Nova missão a Plutão poderia revelar o oceano oculto do planeta anão

Quando a sonda New Horizons, da NASA, passou por Plutão em 2015, revelou um mundo surpreendente. Montanhas de gelo, neblinas finas e sinais de atividade geológica indicaram que um oceano subterrâneo pode existir no planeta anão. Desde então, pesquisadores vêm tentando entender melhor esse lugar distante.

Entre eles está Carly Howett, cientista planetária da Universidade de Oxford, na Inglaterra, que fez parte da equipe da New Horizons. No mês passado, durante a conferência “Progresso na Compreensão da Missão de Plutão: 10 Anos após o Sobrevoo”, realizada em Laurel, Maryland, nos EUA, ela apresentou as atualizações de um projeto que propõe enviar uma nova sonda para estudar Plutão de perto. O plano prevê uma missão de longa duração, capaz de estudar o planeta anão por mais de meio século.

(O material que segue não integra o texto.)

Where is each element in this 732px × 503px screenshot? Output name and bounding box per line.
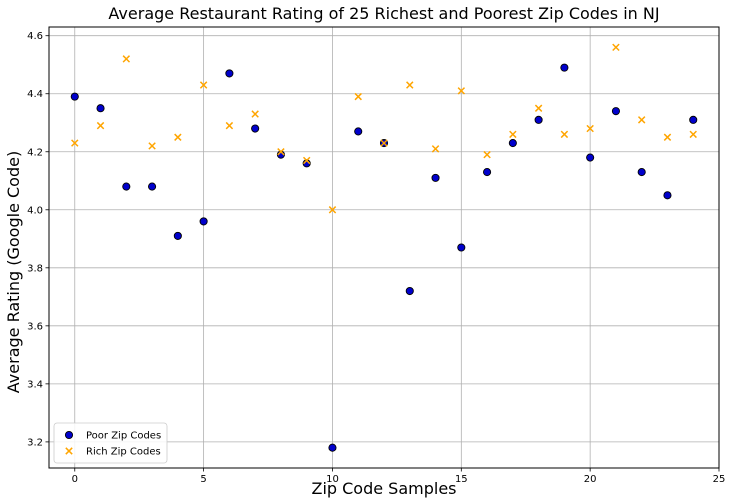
rich-point xyxy=(586,124,594,133)
poor-point xyxy=(689,115,698,124)
poor-point xyxy=(534,115,543,124)
rich-point xyxy=(457,87,466,95)
rich-point xyxy=(302,156,311,165)
y-tick-label: 3.2 xyxy=(27,437,43,448)
legend: Poor Zip Codes Rich Zip Codes xyxy=(53,422,168,464)
poor-point xyxy=(431,173,440,182)
poor-point xyxy=(225,69,234,78)
rich-point xyxy=(96,121,105,130)
poor-point xyxy=(328,443,337,452)
x-tick-label: 20 xyxy=(584,474,597,485)
y-tick-label: 3.6 xyxy=(27,321,43,332)
x-axis-label: Zip Code Samples xyxy=(311,479,456,498)
rich-point xyxy=(251,110,259,118)
legend-entry: Rich Zip Codes xyxy=(65,447,161,458)
rich-point xyxy=(174,133,182,141)
rich-point xyxy=(509,130,517,139)
y-tick-label: 4.4 xyxy=(27,89,43,100)
rich-point xyxy=(277,148,285,156)
y-tick-label: 4.0 xyxy=(27,205,43,216)
rich-point xyxy=(380,139,388,147)
rich-point xyxy=(689,130,697,139)
poor-point xyxy=(122,182,131,191)
poor-point xyxy=(251,124,260,133)
rich-point xyxy=(71,139,79,147)
rich-point xyxy=(122,55,131,63)
poor-point xyxy=(457,243,466,252)
y-tick-label: 3.4 xyxy=(27,379,43,390)
poor-point xyxy=(483,168,492,177)
poor-point xyxy=(96,104,105,113)
rich-point xyxy=(483,150,491,159)
poor-point xyxy=(199,217,208,226)
rich-point xyxy=(534,104,543,112)
y-axis-label: Average Rating (Google Code) xyxy=(4,151,23,393)
series-layer xyxy=(70,43,698,452)
rich-point xyxy=(663,133,672,141)
poor-point xyxy=(405,286,414,296)
legend-entry: Poor Zip Codes xyxy=(64,430,161,442)
plot-frame xyxy=(48,26,720,469)
series-poor xyxy=(70,63,698,452)
poor-point xyxy=(148,182,157,191)
rich-point xyxy=(65,447,73,455)
rich-point xyxy=(199,81,208,89)
poor-point xyxy=(64,430,74,440)
poor-point xyxy=(637,168,646,177)
poor-point xyxy=(173,231,182,240)
poor-point xyxy=(354,127,363,136)
rich-point xyxy=(354,92,362,101)
legend-box xyxy=(53,422,168,464)
rich-point xyxy=(637,116,646,124)
x-tick-label: 15 xyxy=(455,474,468,485)
rich-point xyxy=(328,206,337,214)
poor-point xyxy=(70,92,79,101)
series-rich xyxy=(71,43,697,214)
chart-title: Average Restaurant Rating of 25 Richest … xyxy=(108,4,659,23)
poor-point xyxy=(586,153,595,162)
legend-label: Rich Zip Codes xyxy=(86,447,161,458)
x-tick-label: 25 xyxy=(713,474,726,485)
grid xyxy=(49,27,720,468)
x-tick-label: 10 xyxy=(326,474,339,485)
poor-point xyxy=(560,63,569,72)
legend-label: Poor Zip Codes xyxy=(86,431,161,442)
x-tick-label: 0 xyxy=(72,474,78,485)
x-tick-labels: 0 5 10 15 20 25 xyxy=(72,468,726,485)
rich-point xyxy=(431,145,440,153)
rich-point xyxy=(406,81,414,89)
x-tick-label: 5 xyxy=(200,474,206,485)
poor-point xyxy=(663,191,672,200)
rich-point xyxy=(148,142,156,150)
poor-point xyxy=(611,107,620,116)
y-tick-label: 3.8 xyxy=(27,263,43,274)
y-tick-label: 4.2 xyxy=(27,147,43,158)
rich-point xyxy=(612,43,620,52)
rich-point xyxy=(560,130,569,139)
poor-point xyxy=(508,139,517,148)
y-tick-labels: 3.2 3.4 3.6 3.8 4.0 4.2 4.4 4.6 xyxy=(27,31,49,448)
rich-point xyxy=(225,121,234,130)
y-tick-label: 4.6 xyxy=(27,31,43,42)
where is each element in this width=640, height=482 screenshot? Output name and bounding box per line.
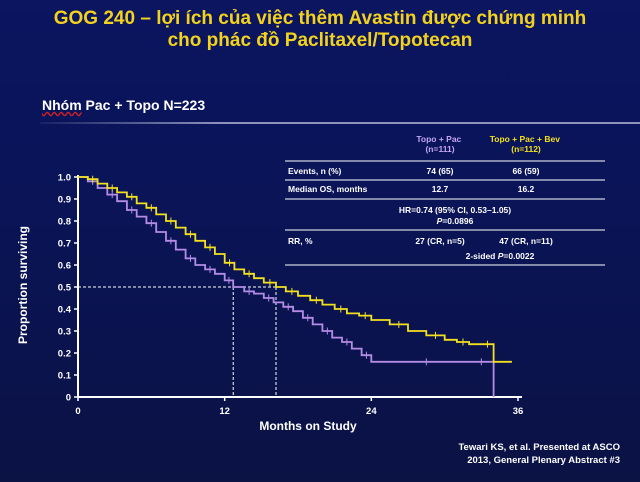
axes-group: 0 0.1 0.2 0.3 0.4 0.5 0.6 0.7 0.8 0.9 1.0 0 12 24 36 Mo… — [16, 173, 523, 434]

Simulação da sonda New Horizons se aproximando de Plutão. Crédito: muratart – Shutterstock

O projeto foi batizado de Perséfone, inspirado na rainha do submundo da mitologia grega, esposa de Plutão (o deus romano). O nome foi escolhido também para refletir a participação significativa de mulheres na liderança da missão.

A sonda Perséfone levaria 11 instrumentos científicos, todos baseados em tecnologias já testadas em outras missões, mas com melhorias. O principal objetivo é descobrir se Plutão ainda guarda um oceano líquido sob sua crosta gelada. Antes da New Horizons, a maioria dos cientistas acreditava que isso era improvável. Em mundos congelados, a água tende a solidificar com o tempo. Para permanecer líquida por bilhões de anos, seria preciso uma fonte constante de calor interno.

Algumas luas, como as de Júpiter e Saturno, se mantêm aquecidas graças à gravidade de seus planetas e de vizinhos próximos, que causam flexões no interior. Plutão e sua maior lua, Caronte, formam um sistema quase equilibrado em tamanho, o que poderia ajudar a reter calor, especialmente se o oceano contiver substâncias que diminuam o ponto de congelamento.

Uma das perguntas que a sonda Perséfone poderia responder sobre Plutão é se o planeta anão mantém um oceano escondido sob sua crosta. Crédito: Carly Howett et. al. / NASA, 2020.

Missão Perséfone passaria três anos na órbita de Plutão

A New Horizons não ficou muito tempo por lá – observou Plutão em detalhes por apenas algumas horas. Já a Perséfone entraria em órbita e ficaria três anos estudando o planeta anão de perto.

Entre as tarefas, a sonda analisaria a forma de Plutão para buscar sinais de antigas protuberâncias criadas pela gravidade, algo mais fácil de identificar quando existe água líquida no interior. Também mediria a composição e a estrutura de Plutão e Caronte, calculando a espessura do gelo e identificando pontos de calor.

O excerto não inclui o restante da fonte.